Aber es gibt eine Gruppe, die ganz besonders wächst, nämlich die der Aus-Reiser, der Auspendler. Im Jahr 2018 fuhren täglich erstmals mehr als 50.000 Menschen über die Stadtgrenzen zu ihrem Job, nämlich genau 50.825, wie aus einer Statistik des Landesamtes it.NRW hervorgeht. Das sind rund 4,2 Prozent mehr als noch im Jahr davor. Und schon 2018 war die Zahl der Auspendler um 4,5 Prozent gewachsen. Der Trend geht klar zum Job außerhalb der Stadt. Dagegen pendelten im vergangenen Jahr genau 54.674 Berufstätige nach Gladbach ein, das entspricht einem Wachstum von immerhin 1,9 Prozent im Vergleich zum Vorjahr. Die Einpendlerquote liegt gemessen an der Stadtbevölkerung bei 41 Prozent, womit Gladbach im landesweiten Vergleich unter den 29 Großstädten auf Platz 26 liegt. Die Quote der Auspendler liegt bei 39,3 Prozent – Platz 16. Auch beide Quoten sind angestiegen. Was grundsätzlich auffällt: Deutlich mehr Männer als Frauen pendeln zu ihrem Arbeitsplatz in eine andere Stadt. Insgesamt gibt es damit in Mönchengladbach genau 133.254 Erwerbstätige – Menschen, die also in der Stadt arbeiten. Wobei aber nur 129.405 Erwerbstätige in der Stadt auch wohnen.

Wohin fahren die meisten Mönchengladbacher? Erwartungsgemäß liegt Düsseldorf an erster Stelle. 9886 Gladbacher reisen täglich in die Landeshauptstadt, ob nun über die Straße oder über die Schiene. Danach folgen die Gladbacher Nachbarorte Viersen (4088), Neuss (3739), Krefeld (3040) und Korschenbroich (2416). Und auf Platz sechs liegt in dieser Statistik Köln. Genau 2004 Gladbacher nahmen im vergangenen Jahr täglich den im Durchschnitt 46,4 Kilometer langen Weg nach Köln auf sich.

Woher kommen die meisten Gladbacher Berufstätigen? Bei den Einpendlern sind Viersen (5678), Erkelenz (3096), Wegberg (3076), Korschenbroich (2791), Düsseldorf (2773) und Krefeld (2668) ganz vorne. Auch 1075 Kölner machen sich täglich auf den Weg nach Mönchengladbach.

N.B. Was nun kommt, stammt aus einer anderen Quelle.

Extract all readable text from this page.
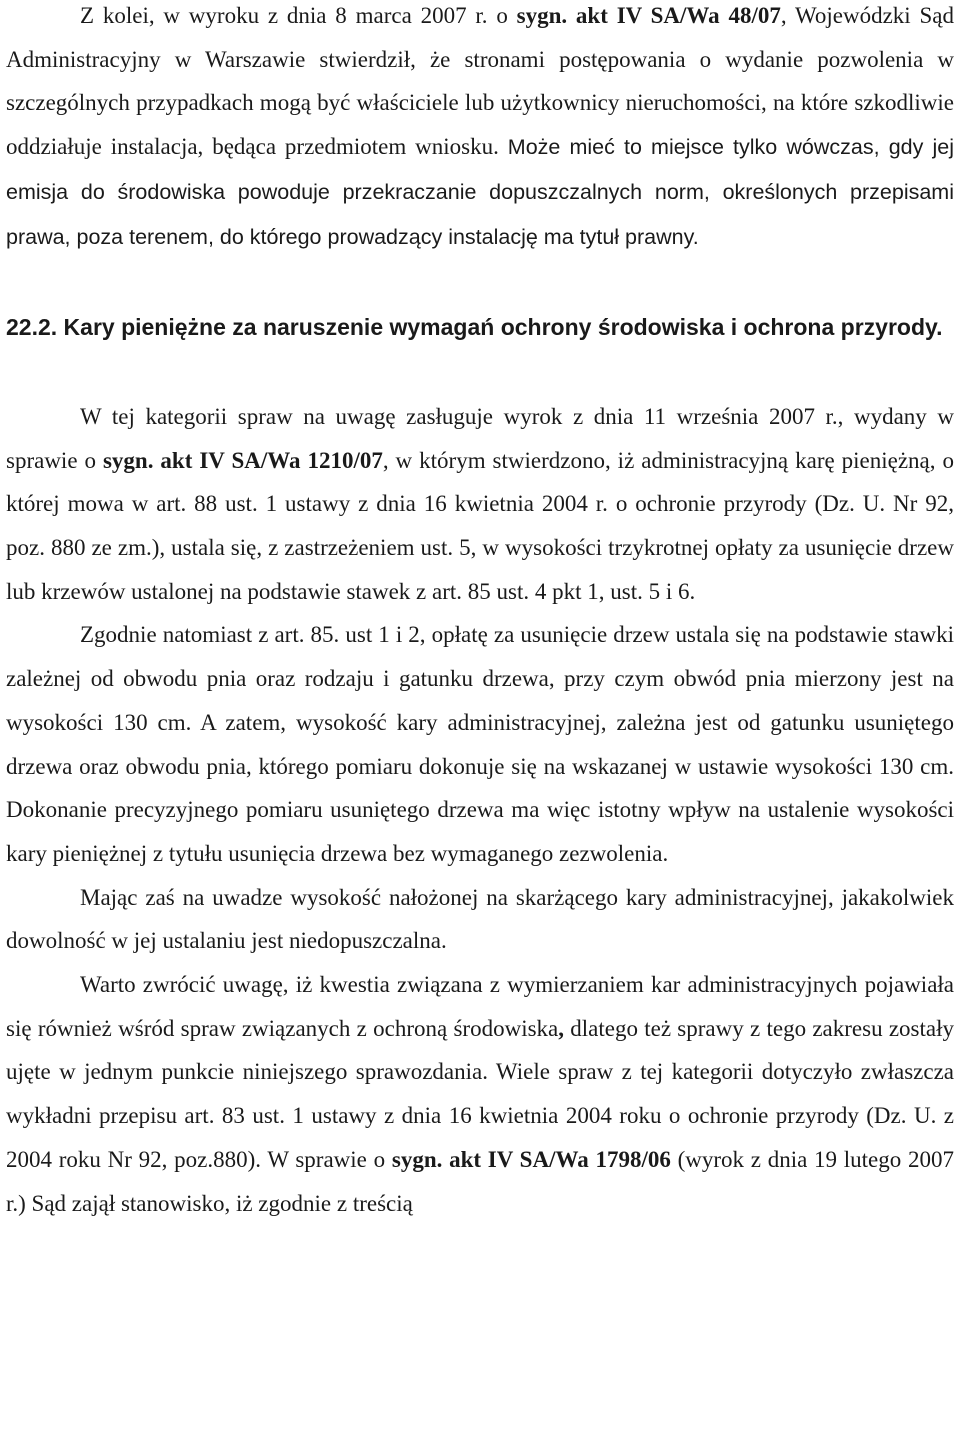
Z kolei, w wyroku z dnia 8 marca 2007 r. o sygn. akt IV SA/Wa 48/07, Wojewódzki Sąd Administracyjny w Warszawie stwierdził, że stronami postępowania o wydanie pozwolenia w szczególnych przypadkach mogą być właściciele lub użytkownicy nieruchomości, na które szkodliwie oddziałuje instalacja, będąca przedmiotem wniosku. Może mieć to miejsce tylko wówczas, gdy jej emisja do środowiska powoduje przekraczanie dopuszczalnych norm, określonych przepisami prawa, poza terenem, do którego prowadzący instalację ma tytuł prawny.

22.2. Kary pieniężne za naruszenie wymagań ochrony środowiska i ochrona przyrody.

W tej kategorii spraw na uwagę zasługuje wyrok z dnia 11 września 2007 r., wydany w sprawie o sygn. akt IV SA/Wa 1210/07, w którym stwierdzono, iż administracyjną karę pieniężną, o której mowa w art. 88 ust. 1 ustawy z dnia 16 kwietnia 2004 r. o ochronie przyrody (Dz. U. Nr 92, poz. 880 ze zm.), ustala się, z zastrzeżeniem ust. 5, w wysokości trzykrotnej opłaty za usunięcie drzew lub krzewów ustalonej na podstawie stawek z art. 85 ust. 4 pkt 1, ust. 5 i 6.

Zgodnie natomiast z art. 85. ust 1 i 2, opłatę za usunięcie drzew ustala się na podstawie stawki zależnej od obwodu pnia oraz rodzaju i gatunku drzewa, przy czym obwód pnia mierzony jest na wysokości 130 cm. A zatem, wysokość kary administracyjnej, zależna jest od gatunku usuniętego drzewa oraz obwodu pnia, którego pomiaru dokonuje się na wskazanej w ustawie wysokości 130 cm. Dokonanie precyzyjnego pomiaru usuniętego drzewa ma więc istotny wpływ na ustalenie wysokości kary pieniężnej z tytułu usunięcia drzewa bez wymaganego zezwolenia.

Mając zaś na uwadze wysokość nałożonej na skarżącego kary administracyjnej, jakakolwiek dowolność w jej ustalaniu jest niedopuszczalna.

Warto zwrócić uwagę, iż kwestia związana z wymierzaniem kar administracyjnych pojawiała się również wśród spraw związanych z ochroną środowiska, dlatego też sprawy z tego zakresu zostały ujęte w jednym punkcie niniejszego sprawozdania. Wiele spraw z tej kategorii dotyczyło zwłaszcza wykładni przepisu art. 83 ust. 1 ustawy z dnia 16 kwietnia 2004 roku o ochronie przyrody (Dz. U. z 2004 roku Nr 92, poz.880). W sprawie o sygn. akt IV SA/Wa 1798/06 (wyrok z dnia 19 lutego 2007 r.) Sąd zajął stanowisko, iż zgodnie z treścią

Wo liegt Mönchengladbach damit im regionalen Vergleich? Nicht besonders weit vorne. Was die Einpendlerquote angeht, ist Neuss mit 61,7 Prozent ganz vorne unter den Großstädten. Auch Düsseldorf und Köln ziehen sehr viele Menschen an. Genau da will das Rathaus mit seiner Strategie der „wachsenden Stadt“, die im Teilen aus für Pendler attraktiven Wohngebieten mit im Vergleich niedrigeren Mieten besteht, punkten. Der Erfolg gibt offenkundig Recht. Denn nicht nur die Einwohnerzahl wächst seit einigen Jahren (nach Berechnung der Stadt inzwischen auf über 270.000), sondern eben auch die Zahl der Auspendler. Arbeitnehmer aus Düsseldorf ziehen also nach Mönchengladbach und pendeln täglich zurück in die Landeshauptstadt.

Was bedeutet das für den Verkehr? Nicht viel Gutes. Wer viel fährt, verursacht viel Stau und volle Züge. Die Industriegewerkschaft Bauen-Agrar-Umwelt in Düsseldorf fordert deshalb massive Investitionen in die Verkehrsinfrastruktur. „Vor allem beim Schienen-, Straßen- und Radwegenetz ist der Nachholbedarf groß, um die Pendler zu entlasten“, sagt Doris Jetten, Bezirksvorsitzende der IG Bau. Unternehmen sollten zur Entlastung Mitarbeitern häufiger Gleitzeit und Home-Office-Lösungen anbieten, dies sei ebenfalls ein entscheidender Beitrag gegen den Pendel-Frust. Die Gewerkschaft hat berechnet, dass die Zahl der Einpendler nach einer Auswertung des Bundesinstituts für Bau-, Stadt- und Raumforschung seit dem Jahr 2000 in Mönchengladbach um 34 Prozent gestiegen ist, die Zahl der Auspendler um 34 Prozent und warnt vor einer weiteren Zunahme der Pendlerzahlen. Dies allerdings ist ein bundesweiter Trend: Immer weniger Menschen leben in dem Ort, an dem sie arbeiten. Sie sind jeden Tag Aus-Reiser.